Alexander (My husband) grew up in a home that communicated openly about EVERYTHING, which was quite the opposite from the silent treatments I was accustomed to. So when our worlds collided.. we had a bunch to figure out. It wasn't any easy ride, I cried... a lot. But looking back now, I'm so incredibly proud of myself and how far I've come communication wise (I mean look at me.. I'm hosting a podcast about it!). But better yet, Alexander is also improving on his end which is so cool to witness.


I'm not saying we are perfect, we are FAR FROM IT. Honestly, as I sit down to write this article I had to walk back in to my living room and apologize for my salty attitude.. but the main thing is we are finally on the same team and I'm no longer defending my position. A lot of breathing when I'm feeling overwhelmed, reminding myself that he loves me, and trying to not let a small mishap ruin my entire day.. which is hard y'all!

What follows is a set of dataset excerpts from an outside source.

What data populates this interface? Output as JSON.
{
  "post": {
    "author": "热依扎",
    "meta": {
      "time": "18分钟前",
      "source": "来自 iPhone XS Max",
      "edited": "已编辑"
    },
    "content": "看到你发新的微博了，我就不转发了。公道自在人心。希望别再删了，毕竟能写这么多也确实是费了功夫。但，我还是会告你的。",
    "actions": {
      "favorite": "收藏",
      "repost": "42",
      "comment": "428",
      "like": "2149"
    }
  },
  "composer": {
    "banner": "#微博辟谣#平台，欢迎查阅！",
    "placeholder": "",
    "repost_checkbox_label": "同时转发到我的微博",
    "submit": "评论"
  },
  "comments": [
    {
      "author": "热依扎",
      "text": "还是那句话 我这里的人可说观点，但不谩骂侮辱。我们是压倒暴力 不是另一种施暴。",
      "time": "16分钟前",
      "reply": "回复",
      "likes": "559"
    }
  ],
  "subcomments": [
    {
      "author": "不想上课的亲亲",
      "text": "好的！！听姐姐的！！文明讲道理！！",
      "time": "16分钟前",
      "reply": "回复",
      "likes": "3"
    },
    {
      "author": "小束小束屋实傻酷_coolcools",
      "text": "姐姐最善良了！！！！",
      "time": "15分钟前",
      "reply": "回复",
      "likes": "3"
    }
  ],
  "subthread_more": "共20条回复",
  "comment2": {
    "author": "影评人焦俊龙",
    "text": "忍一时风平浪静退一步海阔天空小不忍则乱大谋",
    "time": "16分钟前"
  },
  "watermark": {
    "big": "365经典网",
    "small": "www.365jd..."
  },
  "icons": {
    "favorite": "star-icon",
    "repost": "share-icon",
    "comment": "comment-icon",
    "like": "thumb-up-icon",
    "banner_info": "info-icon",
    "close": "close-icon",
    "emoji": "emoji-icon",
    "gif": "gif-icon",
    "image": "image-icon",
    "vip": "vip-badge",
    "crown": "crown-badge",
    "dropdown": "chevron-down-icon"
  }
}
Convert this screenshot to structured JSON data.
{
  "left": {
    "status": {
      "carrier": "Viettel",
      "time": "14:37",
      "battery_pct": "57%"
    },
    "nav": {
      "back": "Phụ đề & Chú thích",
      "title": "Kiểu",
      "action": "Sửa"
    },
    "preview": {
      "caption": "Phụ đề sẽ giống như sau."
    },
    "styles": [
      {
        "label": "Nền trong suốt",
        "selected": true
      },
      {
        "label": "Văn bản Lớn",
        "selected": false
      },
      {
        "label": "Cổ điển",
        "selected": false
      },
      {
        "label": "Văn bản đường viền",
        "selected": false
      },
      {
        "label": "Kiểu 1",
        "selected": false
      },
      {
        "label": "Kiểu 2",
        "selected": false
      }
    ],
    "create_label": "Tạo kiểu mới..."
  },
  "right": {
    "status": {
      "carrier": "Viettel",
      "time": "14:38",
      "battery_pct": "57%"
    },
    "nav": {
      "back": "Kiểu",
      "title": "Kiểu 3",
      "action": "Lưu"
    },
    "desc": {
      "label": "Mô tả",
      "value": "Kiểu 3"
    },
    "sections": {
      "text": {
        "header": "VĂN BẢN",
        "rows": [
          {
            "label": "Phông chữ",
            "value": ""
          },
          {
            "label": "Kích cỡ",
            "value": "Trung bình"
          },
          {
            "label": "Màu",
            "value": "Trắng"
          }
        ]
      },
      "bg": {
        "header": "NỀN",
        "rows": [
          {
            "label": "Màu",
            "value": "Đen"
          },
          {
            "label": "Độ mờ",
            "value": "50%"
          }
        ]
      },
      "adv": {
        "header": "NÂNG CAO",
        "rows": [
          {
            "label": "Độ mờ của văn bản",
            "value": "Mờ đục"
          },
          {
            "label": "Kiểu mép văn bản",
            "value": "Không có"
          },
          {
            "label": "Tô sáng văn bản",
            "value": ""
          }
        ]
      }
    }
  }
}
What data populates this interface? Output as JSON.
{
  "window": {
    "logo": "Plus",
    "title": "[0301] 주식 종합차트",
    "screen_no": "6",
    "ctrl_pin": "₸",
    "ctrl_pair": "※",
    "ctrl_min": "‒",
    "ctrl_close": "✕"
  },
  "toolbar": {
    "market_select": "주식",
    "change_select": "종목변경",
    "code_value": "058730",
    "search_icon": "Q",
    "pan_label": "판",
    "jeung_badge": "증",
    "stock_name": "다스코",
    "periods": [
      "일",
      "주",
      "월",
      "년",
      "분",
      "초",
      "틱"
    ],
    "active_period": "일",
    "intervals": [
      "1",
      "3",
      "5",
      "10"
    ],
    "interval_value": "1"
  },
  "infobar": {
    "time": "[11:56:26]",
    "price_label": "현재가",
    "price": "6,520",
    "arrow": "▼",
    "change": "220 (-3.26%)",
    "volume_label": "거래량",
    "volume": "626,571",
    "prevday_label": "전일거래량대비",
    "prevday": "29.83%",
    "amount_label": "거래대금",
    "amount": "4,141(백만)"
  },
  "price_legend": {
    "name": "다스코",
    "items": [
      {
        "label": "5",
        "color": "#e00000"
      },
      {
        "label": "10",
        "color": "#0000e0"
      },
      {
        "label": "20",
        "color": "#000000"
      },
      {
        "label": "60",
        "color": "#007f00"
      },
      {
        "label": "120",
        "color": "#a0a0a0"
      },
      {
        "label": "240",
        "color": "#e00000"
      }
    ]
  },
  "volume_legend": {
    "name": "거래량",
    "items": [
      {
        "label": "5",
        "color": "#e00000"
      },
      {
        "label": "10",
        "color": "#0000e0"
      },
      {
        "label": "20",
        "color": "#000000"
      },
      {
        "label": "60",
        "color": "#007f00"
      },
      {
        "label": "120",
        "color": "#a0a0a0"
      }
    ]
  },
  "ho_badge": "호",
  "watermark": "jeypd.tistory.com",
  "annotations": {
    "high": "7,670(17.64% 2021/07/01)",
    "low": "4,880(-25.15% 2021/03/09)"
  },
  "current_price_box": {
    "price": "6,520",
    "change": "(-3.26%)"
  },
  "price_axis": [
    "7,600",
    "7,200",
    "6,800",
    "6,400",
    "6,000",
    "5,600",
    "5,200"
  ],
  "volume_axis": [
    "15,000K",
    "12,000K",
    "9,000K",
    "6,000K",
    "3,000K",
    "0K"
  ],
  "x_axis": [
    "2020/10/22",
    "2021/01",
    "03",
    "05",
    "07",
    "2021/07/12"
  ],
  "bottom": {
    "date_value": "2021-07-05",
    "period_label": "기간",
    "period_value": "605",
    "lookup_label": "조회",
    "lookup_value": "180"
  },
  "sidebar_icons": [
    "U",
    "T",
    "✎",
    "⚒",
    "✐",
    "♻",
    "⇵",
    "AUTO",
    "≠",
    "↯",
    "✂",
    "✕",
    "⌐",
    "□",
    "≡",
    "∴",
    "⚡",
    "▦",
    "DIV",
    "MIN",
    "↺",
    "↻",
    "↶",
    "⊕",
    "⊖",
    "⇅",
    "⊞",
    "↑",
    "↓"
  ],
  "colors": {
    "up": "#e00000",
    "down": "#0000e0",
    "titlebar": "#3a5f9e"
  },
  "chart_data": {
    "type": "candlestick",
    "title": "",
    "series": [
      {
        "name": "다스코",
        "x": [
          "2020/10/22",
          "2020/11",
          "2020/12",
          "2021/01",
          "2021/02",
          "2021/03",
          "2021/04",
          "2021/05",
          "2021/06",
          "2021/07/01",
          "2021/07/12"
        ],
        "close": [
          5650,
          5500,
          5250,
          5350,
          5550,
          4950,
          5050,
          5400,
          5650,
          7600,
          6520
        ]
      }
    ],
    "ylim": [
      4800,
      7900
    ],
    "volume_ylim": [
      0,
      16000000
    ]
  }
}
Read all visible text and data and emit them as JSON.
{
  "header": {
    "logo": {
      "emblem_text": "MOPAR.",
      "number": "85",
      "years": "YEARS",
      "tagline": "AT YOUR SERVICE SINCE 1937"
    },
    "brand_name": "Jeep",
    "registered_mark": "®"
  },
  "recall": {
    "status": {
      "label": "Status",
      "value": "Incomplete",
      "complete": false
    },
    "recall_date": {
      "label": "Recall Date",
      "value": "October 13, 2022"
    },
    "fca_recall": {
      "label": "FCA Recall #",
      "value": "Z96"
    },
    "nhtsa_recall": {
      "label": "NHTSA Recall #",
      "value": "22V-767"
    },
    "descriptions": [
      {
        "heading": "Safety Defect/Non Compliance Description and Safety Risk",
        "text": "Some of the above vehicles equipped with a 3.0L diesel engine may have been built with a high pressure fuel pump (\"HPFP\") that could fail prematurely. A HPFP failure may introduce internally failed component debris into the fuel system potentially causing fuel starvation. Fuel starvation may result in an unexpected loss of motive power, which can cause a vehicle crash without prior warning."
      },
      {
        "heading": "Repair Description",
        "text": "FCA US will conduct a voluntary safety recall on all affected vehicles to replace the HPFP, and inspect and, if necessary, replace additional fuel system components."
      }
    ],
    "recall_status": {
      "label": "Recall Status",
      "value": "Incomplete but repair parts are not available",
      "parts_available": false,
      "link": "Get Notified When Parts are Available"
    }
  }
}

To make things easy I broke down the steps below for you to follow... but first to really think about. Where do you and your other person succeed in these steps? Where does improvement need to be made? Are you on the same page with your goals and values?


It's hard to move forward when you don't know where you're going.


Here is a breakdown on how to create a habit (together):

  1. Sit down and have a conversation about YOUR GOALS. Figure out a way that these can align with BOTH OF YOUR VALUES. If you want a cleaner house, how can you make this a desirable goal for your significant other as well?

  2. Write down your goals so that you can truly put the into action. We use a life goal chart that I have up on my website and it’s been life changing.

  3. Break down that BIG GOAL into TINY HABITS that you can work on one at a time.

  4. Hold each other accountable until this becomes a HABIT (*side note, what’s a habit?)

  5. Be patient and respectful: Do you want to work on a habit when your other person is constantly picking at you for your failures? No! So make sure you are respectful, encouraging, and loving!


Habits that WE have created:



- Alexander picks up his dirty socks

- Jessica spends more time with other people (friends & family) because this is important for Alexanders mental health.

- Alexander empties the dishwasher, sorts laundry, and makes the bed

- Jessica unplugs from her phone an hour before bed.

- We both workout together everyday.

- We both struggle at making a nighttime routine.

- We both are working on our sex life.


We aren't perfect. I'm not saying this process is easy and that if you know it you'll succeed. But I am saying that this is the EXACT process that we used to create the habits, respect, and communication that we have and we are so proud of ourselves.